The National Green Tribunal (NGT) has emerged as a pivotal judicial body in India for adjudicating cases that involve governmental liability for environmental damage. The NGT often takes suo motu cognizance of environmental issues that come to its attention, demonstrating its commitment to proactively addressing environmental degradation. In numerous instances, the tribunal has imposed significant amounts of environmental compensation on government bodies that have been found responsible for failing to prevent pollution or for directly causing environmental damage through their projects and policies. The active role of the NGT in this area signifies an increasing level of judicial oversight and accountability concerning the environmental performance of government entities.
Several significant case laws have addressed the issue of governmental liability for environmental offenses in India. In the case of M.C. Mehta v. Kamal Nath , the Supreme Court held the Himachal Pradesh government accountable for violating the Doctrine of Public Trust by leasing an ecologically sensitive forest area to a private entity for commercial purposes. The case of Radhe Shyam Sehra vs. State of U.P. saw the NGT impose substantial environmental compensation on the Uttar Pradesh government for its failure to prevent the unchecked dumping of garbage on the floodplains of the Rapti River, leading to severe water pollution.

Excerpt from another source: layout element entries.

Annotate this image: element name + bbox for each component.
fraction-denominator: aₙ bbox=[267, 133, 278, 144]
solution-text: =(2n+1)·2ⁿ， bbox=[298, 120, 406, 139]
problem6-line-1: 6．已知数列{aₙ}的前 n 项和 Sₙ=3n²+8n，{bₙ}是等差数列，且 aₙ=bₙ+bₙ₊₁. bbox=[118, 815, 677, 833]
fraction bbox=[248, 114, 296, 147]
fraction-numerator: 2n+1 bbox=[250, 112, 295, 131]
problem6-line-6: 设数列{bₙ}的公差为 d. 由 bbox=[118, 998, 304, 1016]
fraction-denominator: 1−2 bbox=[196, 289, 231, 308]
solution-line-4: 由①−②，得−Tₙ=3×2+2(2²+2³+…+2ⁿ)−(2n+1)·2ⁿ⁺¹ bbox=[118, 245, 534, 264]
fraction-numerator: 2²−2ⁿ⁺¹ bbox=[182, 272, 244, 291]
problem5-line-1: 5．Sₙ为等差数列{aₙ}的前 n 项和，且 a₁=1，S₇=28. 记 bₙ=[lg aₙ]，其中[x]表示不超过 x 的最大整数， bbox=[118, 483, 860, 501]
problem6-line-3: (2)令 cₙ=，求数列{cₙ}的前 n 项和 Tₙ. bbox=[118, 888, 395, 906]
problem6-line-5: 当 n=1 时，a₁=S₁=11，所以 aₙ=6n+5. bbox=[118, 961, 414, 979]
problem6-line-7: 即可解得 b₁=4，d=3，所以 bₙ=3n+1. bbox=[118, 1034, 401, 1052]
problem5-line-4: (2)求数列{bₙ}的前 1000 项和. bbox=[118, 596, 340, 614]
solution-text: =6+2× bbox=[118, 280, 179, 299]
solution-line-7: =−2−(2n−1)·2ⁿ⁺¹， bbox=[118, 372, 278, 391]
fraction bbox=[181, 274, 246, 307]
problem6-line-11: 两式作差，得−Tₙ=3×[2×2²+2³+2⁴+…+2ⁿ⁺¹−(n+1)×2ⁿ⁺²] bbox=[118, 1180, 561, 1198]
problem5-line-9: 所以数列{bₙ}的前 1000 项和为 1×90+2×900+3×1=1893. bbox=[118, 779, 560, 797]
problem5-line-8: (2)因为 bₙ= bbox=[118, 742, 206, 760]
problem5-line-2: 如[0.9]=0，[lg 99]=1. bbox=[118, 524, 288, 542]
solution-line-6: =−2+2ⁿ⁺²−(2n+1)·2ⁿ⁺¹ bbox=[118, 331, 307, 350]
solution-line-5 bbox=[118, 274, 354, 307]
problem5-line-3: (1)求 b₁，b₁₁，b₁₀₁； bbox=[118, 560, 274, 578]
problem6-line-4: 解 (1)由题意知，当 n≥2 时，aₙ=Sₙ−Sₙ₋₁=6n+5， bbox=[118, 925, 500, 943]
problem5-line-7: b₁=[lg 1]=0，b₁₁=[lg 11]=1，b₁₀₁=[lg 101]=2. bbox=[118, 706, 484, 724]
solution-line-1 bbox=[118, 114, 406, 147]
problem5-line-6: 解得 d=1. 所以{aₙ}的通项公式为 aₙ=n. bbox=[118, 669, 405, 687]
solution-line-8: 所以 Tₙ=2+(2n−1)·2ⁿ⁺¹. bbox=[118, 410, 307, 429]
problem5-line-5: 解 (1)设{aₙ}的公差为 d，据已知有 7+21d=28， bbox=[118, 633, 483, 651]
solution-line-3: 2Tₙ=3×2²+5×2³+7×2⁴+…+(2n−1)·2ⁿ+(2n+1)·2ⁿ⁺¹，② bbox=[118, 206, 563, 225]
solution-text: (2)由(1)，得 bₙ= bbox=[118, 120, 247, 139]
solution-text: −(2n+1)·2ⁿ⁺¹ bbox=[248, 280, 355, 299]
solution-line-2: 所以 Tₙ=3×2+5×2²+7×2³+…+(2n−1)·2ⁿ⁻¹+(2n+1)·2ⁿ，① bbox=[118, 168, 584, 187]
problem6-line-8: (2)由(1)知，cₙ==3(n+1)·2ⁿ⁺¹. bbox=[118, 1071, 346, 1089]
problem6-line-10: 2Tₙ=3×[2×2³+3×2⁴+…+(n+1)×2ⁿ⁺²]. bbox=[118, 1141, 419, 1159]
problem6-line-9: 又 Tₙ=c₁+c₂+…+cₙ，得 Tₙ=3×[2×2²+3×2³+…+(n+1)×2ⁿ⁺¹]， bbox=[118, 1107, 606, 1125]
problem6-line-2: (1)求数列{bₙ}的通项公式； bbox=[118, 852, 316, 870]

Furthermore, a recent judgment by the Supreme Court, which recognizes the freedom from the adverse effects of climate change as a fundamental right , could potentially have far-reaching implications for governmental liability in cases where inadequate measures are taken to mitigate the impacts of climate change, although the full extent of this is yet to be seen. These case laws demonstrate a clear trend in the Indian judiciary towards holding government bodies liable for environmental offenses based on established legal principles and evolving understandings of environmental rights and responsibilities.